The first thing to know is that most of the inhabitants of these towns were settlers and prospectors. Towns were small, and buildings were cramped right next to each other. Meaning that a bank, if the town even had one, was very near the sheriff’s office.
Second, banks were usually small and local, privately owned, and a “middle structure.” Meaning other people’s money was always tightened up between two other buildings, which gives criminal only two ways of robbing it. From the front, just as in those movie scenes we are used to seeing, like in 1969’s Butch Cassidy and the Sundance Kid, or blast through the rear of the bank, which was more often than not double-reinforced for obvious reasons.
And lastly, there was the escape plan. That not so glorious task of how to do it all and escape alive.
Let’s say someone found the gall to walk through the front door as Butch did, or found a cunning way to blast through the rear wall during the night. Just for a second, we will get back to number one, people being prospectors, settlers, and all that. Would a man with “Gold! Gold! Gold from the American River!“ on his mind be unarmed?
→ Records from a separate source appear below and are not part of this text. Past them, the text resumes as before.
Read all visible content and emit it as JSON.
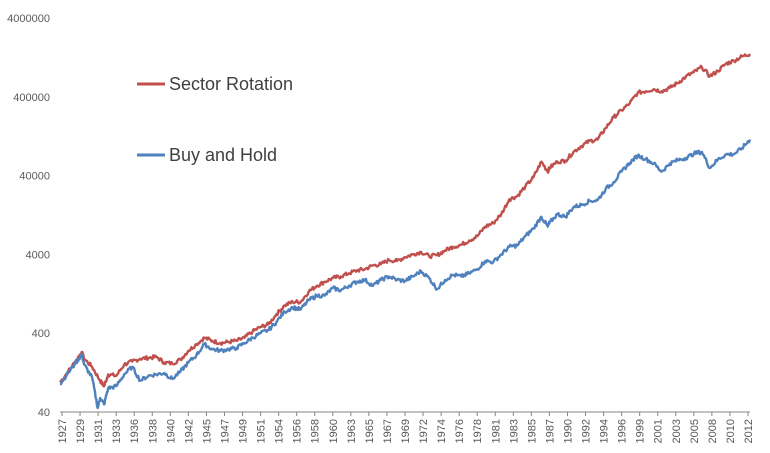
{
  "chart_data": {
    "type": "line",
    "title": "",
    "xlabel": "",
    "ylabel": "",
    "y_scale": "log",
    "ylim": [
      40,
      4000000
    ],
    "xlim": [
      1927,
      2013
    ],
    "y_ticks": [
      40,
      400,
      4000,
      40000,
      400000,
      4000000
    ],
    "y_tick_labels": [
      "40",
      "400",
      "4000",
      "40000",
      "400000",
      "4000000"
    ],
    "x_tick_labels": [
      "1927",
      "1929",
      "1931",
      "1933",
      "1936",
      "1938",
      "1940",
      "1942",
      "1945",
      "1947",
      "1949",
      "1951",
      "1954",
      "1956",
      "1958",
      "1960",
      "1963",
      "1965",
      "1967",
      "1969",
      "1972",
      "1974",
      "1976",
      "1978",
      "1981",
      "1983",
      "1985",
      "1987",
      "1990",
      "1992",
      "1994",
      "1996",
      "1999",
      "2001",
      "2003",
      "2005",
      "2008",
      "2010",
      "2012"
    ],
    "grid": false,
    "legend_position": "upper-left",
    "series": [
      {
        "name": "Sector Rotation",
        "color": "#C0504D",
        "x": [
          1927,
          1928,
          1929,
          1929.7,
          1930,
          1931,
          1932,
          1932.5,
          1933,
          1934,
          1935,
          1936,
          1937,
          1938,
          1939,
          1940,
          1941,
          1942,
          1943,
          1944,
          1945,
          1946,
          1947,
          1948,
          1949,
          1950,
          1951,
          1952,
          1953,
          1954,
          1955,
          1956,
          1957,
          1958,
          1959,
          1960,
          1961,
          1962,
          1963,
          1964,
          1965,
          1966,
          1967,
          1968,
          1969,
          1970,
          1971,
          1972,
          1973,
          1974,
          1975,
          1976,
          1977,
          1978,
          1979,
          1980,
          1981,
          1982,
          1983,
          1984,
          1985,
          1986,
          1987,
          1987.8,
          1988,
          1989,
          1990,
          1991,
          1992,
          1993,
          1994,
          1995,
          1996,
          1997,
          1998,
          1999,
          2000,
          2001,
          2002,
          2003,
          2004,
          2005,
          2006,
          2007,
          2008,
          2009,
          2010,
          2011,
          2012,
          2013
        ],
        "values": [
          95,
          130,
          180,
          230,
          190,
          150,
          100,
          85,
          120,
          115,
          160,
          175,
          190,
          195,
          200,
          170,
          165,
          185,
          240,
          290,
          350,
          320,
          300,
          310,
          320,
          350,
          420,
          480,
          520,
          700,
          900,
          1000,
          1000,
          1350,
          1600,
          1800,
          2000,
          2100,
          2300,
          2500,
          2600,
          2900,
          3000,
          3400,
          3300,
          3700,
          4000,
          4300,
          3800,
          3900,
          4500,
          5000,
          5300,
          6000,
          6800,
          9000,
          10000,
          13000,
          20000,
          22000,
          29000,
          38000,
          60000,
          45000,
          50000,
          60000,
          62000,
          80000,
          95000,
          110000,
          115000,
          160000,
          220000,
          270000,
          330000,
          450000,
          470000,
          500000,
          470000,
          520000,
          600000,
          720000,
          820000,
          950000,
          730000,
          850000,
          1050000,
          1150000,
          1300000,
          1400000
        ]
      },
      {
        "name": "Buy and Hold",
        "color": "#4F81BD",
        "x": [
          1927,
          1928,
          1929,
          1929.7,
          1930,
          1931,
          1931.7,
          1932,
          1932.5,
          1933,
          1934,
          1935,
          1936,
          1937,
          1938,
          1939,
          1940,
          1941,
          1942,
          1943,
          1944,
          1945,
          1946,
          1947,
          1948,
          1949,
          1950,
          1951,
          1952,
          1953,
          1954,
          1955,
          1956,
          1957,
          1958,
          1959,
          1960,
          1961,
          1962,
          1963,
          1964,
          1965,
          1966,
          1967,
          1968,
          1969,
          1970,
          1971,
          1972,
          1973,
          1974,
          1975,
          1976,
          1977,
          1978,
          1979,
          1980,
          1981,
          1982,
          1983,
          1984,
          1985,
          1986,
          1987,
          1987.8,
          1988,
          1989,
          1990,
          1991,
          1992,
          1993,
          1994,
          1995,
          1996,
          1997,
          1998,
          1999,
          2000,
          2001,
          2002,
          2003,
          2004,
          2005,
          2006,
          2007,
          2008,
          2009,
          2010,
          2011,
          2012,
          2013
        ],
        "values": [
          90,
          125,
          170,
          215,
          160,
          110,
          45,
          60,
          50,
          80,
          85,
          120,
          150,
          100,
          115,
          120,
          125,
          105,
          130,
          170,
          210,
          290,
          250,
          240,
          250,
          260,
          300,
          350,
          400,
          440,
          560,
          750,
          850,
          800,
          1050,
          1200,
          1200,
          1500,
          1400,
          1600,
          1800,
          1900,
          1600,
          1900,
          2100,
          1900,
          1850,
          2100,
          2450,
          2000,
          1450,
          1900,
          2200,
          2100,
          2300,
          2600,
          3300,
          3200,
          4000,
          5000,
          5200,
          6800,
          8500,
          12000,
          9000,
          10000,
          13000,
          12000,
          16000,
          17000,
          19000,
          19500,
          27000,
          33000,
          45000,
          58000,
          72000,
          65000,
          57000,
          45000,
          57000,
          63000,
          67000,
          76000,
          80000,
          50000,
          64000,
          74000,
          75000,
          89000,
          115000
        ]
      }
    ]
  }
}
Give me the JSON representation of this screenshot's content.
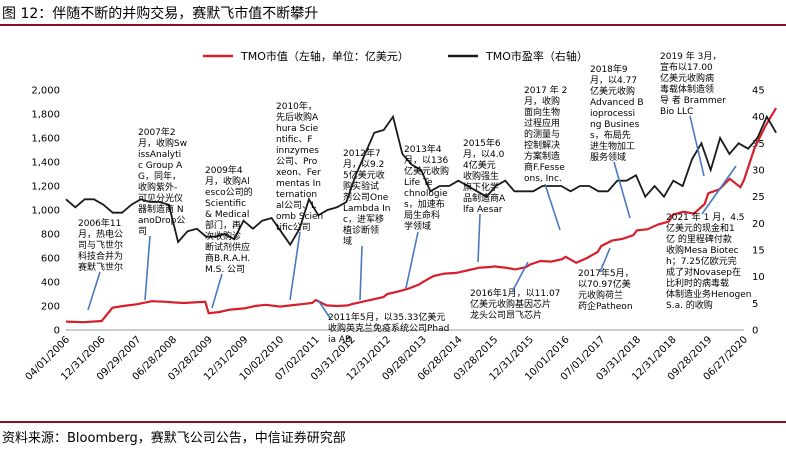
{
  "figure": {
    "title": "图 12：伴随不断的并购交易，赛默飞市值不断攀升",
    "source": "资料来源：Bloomberg，赛默飞公司公告，中信证券研究部"
  },
  "chart_data": {
    "type": "line",
    "title": "图 12：伴随不断的并购交易，赛默飞市值不断攀升",
    "categories": [
      "04/01/2006",
      "12/31/2006",
      "09/29/2007",
      "06/28/2008",
      "03/28/2009",
      "12/31/2009",
      "10/02/2010",
      "07/02/2011",
      "03/31/2012",
      "12/31/2012",
      "09/28/2013",
      "06/28/2014",
      "03/28/2015",
      "12/31/2015",
      "10/01/2016",
      "07/01/2017",
      "03/31/2018",
      "12/31/2018",
      "09/28/2019",
      "06/27/2020"
    ],
    "left_axis": {
      "label": "TMO市值（左轴，单位：亿美元）",
      "range": [
        0,
        2000
      ],
      "ticks": [
        0,
        200,
        400,
        600,
        800,
        1000,
        1200,
        1400,
        1600,
        1800,
        2000
      ],
      "tick_labels": [
        "0",
        "200",
        "400",
        "600",
        "800",
        "1,000",
        "1,200",
        "1,400",
        "1,600",
        "1,800",
        "2,000"
      ]
    },
    "right_axis": {
      "label": "TMO市盈率（右轴）",
      "range": [
        0,
        45
      ],
      "ticks": [
        0,
        5,
        10,
        15,
        20,
        25,
        30,
        35,
        40,
        45
      ]
    },
    "series": [
      {
        "name": "TMO市值（左轴，单位：亿美元）",
        "axis": "left",
        "color": "#d71f2b",
        "x": [
          0,
          0.5,
          1,
          1.3,
          1.6,
          2,
          2.4,
          2.8,
          3,
          3.3,
          3.6,
          3.9,
          4,
          4.3,
          4.6,
          5,
          5.3,
          5.6,
          6,
          6.3,
          6.6,
          6.9,
          7,
          7.3,
          7.6,
          7.9,
          8,
          8.3,
          8.6,
          8.9,
          9,
          9.3,
          9.6,
          9.9,
          10,
          10.3,
          10.6,
          10.9,
          11,
          11.3,
          11.6,
          11.9,
          12,
          12.3,
          12.6,
          12.9,
          13,
          13.3,
          13.6,
          13.9,
          14,
          14.3,
          14.6,
          14.9,
          15,
          15.3,
          15.6,
          15.9,
          16,
          16.3,
          16.6,
          16.9,
          17,
          17.3,
          17.6,
          17.9,
          18,
          18.3,
          18.6,
          18.9,
          19,
          19.3,
          19.6,
          19.9
        ],
        "values": [
          70,
          65,
          75,
          185,
          200,
          215,
          240,
          235,
          230,
          225,
          230,
          235,
          140,
          150,
          170,
          180,
          200,
          210,
          195,
          205,
          215,
          225,
          250,
          205,
          200,
          205,
          215,
          235,
          255,
          275,
          300,
          320,
          345,
          380,
          400,
          450,
          470,
          475,
          480,
          500,
          520,
          525,
          530,
          520,
          505,
          525,
          545,
          575,
          570,
          590,
          610,
          560,
          600,
          650,
          700,
          745,
          760,
          790,
          830,
          840,
          880,
          905,
          960,
          985,
          970,
          1050,
          1140,
          1170,
          1260,
          1190,
          1250,
          1520,
          1700,
          1850
        ]
      },
      {
        "name": "TMO市盈率（右轴）",
        "axis": "right",
        "color": "#1a1a1a",
        "values_pe": [
          24.5,
          23,
          24.5,
          24.5,
          23.5,
          22,
          22,
          23.5,
          24.5,
          24,
          24,
          23.5,
          16.5,
          18.5,
          19,
          17.5,
          17.5,
          18,
          17,
          20.5,
          19,
          20.5,
          21,
          18.5,
          16,
          19,
          24.5,
          21.5,
          22.5,
          23,
          24,
          29,
          33,
          37,
          37.5,
          40,
          33,
          31,
          30,
          26,
          27,
          27,
          28,
          27,
          26,
          25,
          27,
          28,
          26,
          26,
          26,
          27,
          27,
          27,
          26,
          27,
          27,
          26,
          26,
          28,
          28,
          29,
          25,
          27,
          25,
          28,
          27,
          32,
          35,
          30,
          36,
          33,
          35,
          34,
          36,
          40,
          37
        ]
      }
    ]
  },
  "annotations": {
    "a1": [
      "2006年11",
      "月，热电公",
      "司与飞世尔",
      "科技合并为",
      "赛默飞世尔"
    ],
    "a2": [
      "2007年2",
      "月，收购Sw",
      "issAnalyti",
      "c Group A",
      "G，同年，",
      "收购紫外-",
      "可见分光仪",
      "器制造商 N",
      "anoDrop公",
      "司"
    ],
    "a3": [
      "2009年4",
      "月，收购Al",
      "esco公司的",
      "Scientific",
      "& Medical",
      "部门，再",
      "次收购诊",
      "断试剂供应",
      "商B.R.A.H.",
      "M.S. 公司"
    ],
    "a4": [
      "2010年，",
      "先后收购A",
      "hura Scie",
      "ntific、F",
      "innzymes",
      "公司、Pro",
      "xeon、Fer",
      "mentas In",
      "ternation",
      "al公司、L",
      "omb Scien",
      "tific公司"
    ],
    "a5": [
      "2012年7",
      "月，以9.2",
      "5亿美元收",
      "购实验试",
      "剂公司One",
      "Lambda In",
      "c，进军移",
      "植诊断领",
      "域"
    ],
    "a6": [
      "2013年4",
      "月，以136",
      "亿美元收购",
      "Life Te",
      "chnologie",
      "s，加速布",
      "局生命科",
      "学领域"
    ],
    "a7": [
      "2015年6",
      "月，以4.0",
      "4亿美元",
      "收购强生",
      "旗下化学",
      "品制造商A",
      "lfa Aesar"
    ],
    "a8": [
      "2017 年 2",
      "月，收购",
      "面向生物",
      "过程应用",
      "的测量与",
      "控制解决",
      "方案制造",
      "商F.Fesse",
      "ons, Inc."
    ],
    "a9": [
      "2018年9",
      "月，以4.77",
      "亿美元收购",
      "Advanced B",
      "ioprocessi",
      "ng Busines",
      "s，布局先",
      "进生物加工",
      "服务领域"
    ],
    "a10": [
      "2019 年 3月，",
      "宣布以17.00",
      "亿美元收购病",
      "毒载体制造领",
      "导 者 Brammer",
      "Bio LLC"
    ],
    "a11": [
      "2011年5月，以35.33亿美元",
      "收购英克兰免疫系统公司Phad",
      "ia AB"
    ],
    "a12": [
      "2016年1月，以11.07",
      "亿美元收购基因芯片",
      "龙头公司昂飞芯片"
    ],
    "a13": [
      "2017年5月，",
      "以70.97亿美",
      "元收购荷兰",
      "药企Patheon"
    ],
    "a14": [
      "2021 年 1 月，4.5",
      "亿美元的现金和1",
      "亿 的里程碑付款",
      "收购Mesa Biotec",
      "h；7.25亿欧元完",
      "成了对Novasep在",
      "比利时的病毒载",
      "体制造业务Henogen",
      "S.a. 的收购"
    ]
  }
}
Of course not. Almost everyone living and breathing in towns back then was armed and ready to shoot anyone who would dare stick a hand in their pockets. There were no bank insurances back in the Wild West, so if someone robbed you of your savings, your money was gone. That said, as soon as the word was out that a robbery was taking place in their town, it is safe to say that practically the entire town was out and running to shoot those dirty scoundrels.
Logic aside, horses heat up 10 times faster than people and are more susceptible to the harmful consequences of heat stress. And while Bonnie and Clyde were more than able to strike quickly and escape in their 1934 Ford Deluxe during their heist era, it was not so easy to ride a four-legged mustang for a long escape back in the 19th century. “It only takes 17 minutes of moderate intensity exercise in hot, humid weather to raise a horse’s temperature to dangerous levels,” explains professor Michael Lindinger, an animal and exercise physiologist at the University of Guelph Horses.
To sum it all up, horses are at least drowsy and at worst completely useless in extreme heat and long runs. So as an answer to George Carlin’s famous question that troubled him when he was a boy, “if a guy got killed in a Western movie I always wondered who got his horse,” if it were a hot, sunny day, as it often was on screen in Western movies, the horse sadly got shot, and many times in movies they were, if the producers wished to highlight how hot it was during a particular scene.
So let’s say all outlaws were former horse breeders just like Butch Cassidy and knew everything about horses. Were they all crazy enough walk into a town and attempt to rob the bank knowing that “dying ain’t much of a living” (Josey Wales, again Clint Eastwood), and grave digging is not much of a profession if the grave you dig is your own. It is hard to say, but history tells us only a few could pull that off, and probably this is why the Wild Bunch enjoyed success, because of inventive and meticulously drawn up and organized escape plans.
One of the most underrated and overlooked movies of the decade and a true gem of cinema, one that Roger Deakins made shine and Nick Cave sound as no other movie before, depicts the story of The Assassination of Jesse James by the Coward Robert Ford. Directed by Andrew Dominik and with characters played by Brad Pitt and Casey Affleck, it tells the story of one of America’s most successful bank robbers and his infamous Missouri gang of outlaws who are believed to be connected to dozens of bank and train robberies.
Then again, most of them were in Kansas and Kentucky, east of the Mississippi River, and it is possible that they defied logic and common sense, or they were just crazy and lucky enough to make it happen.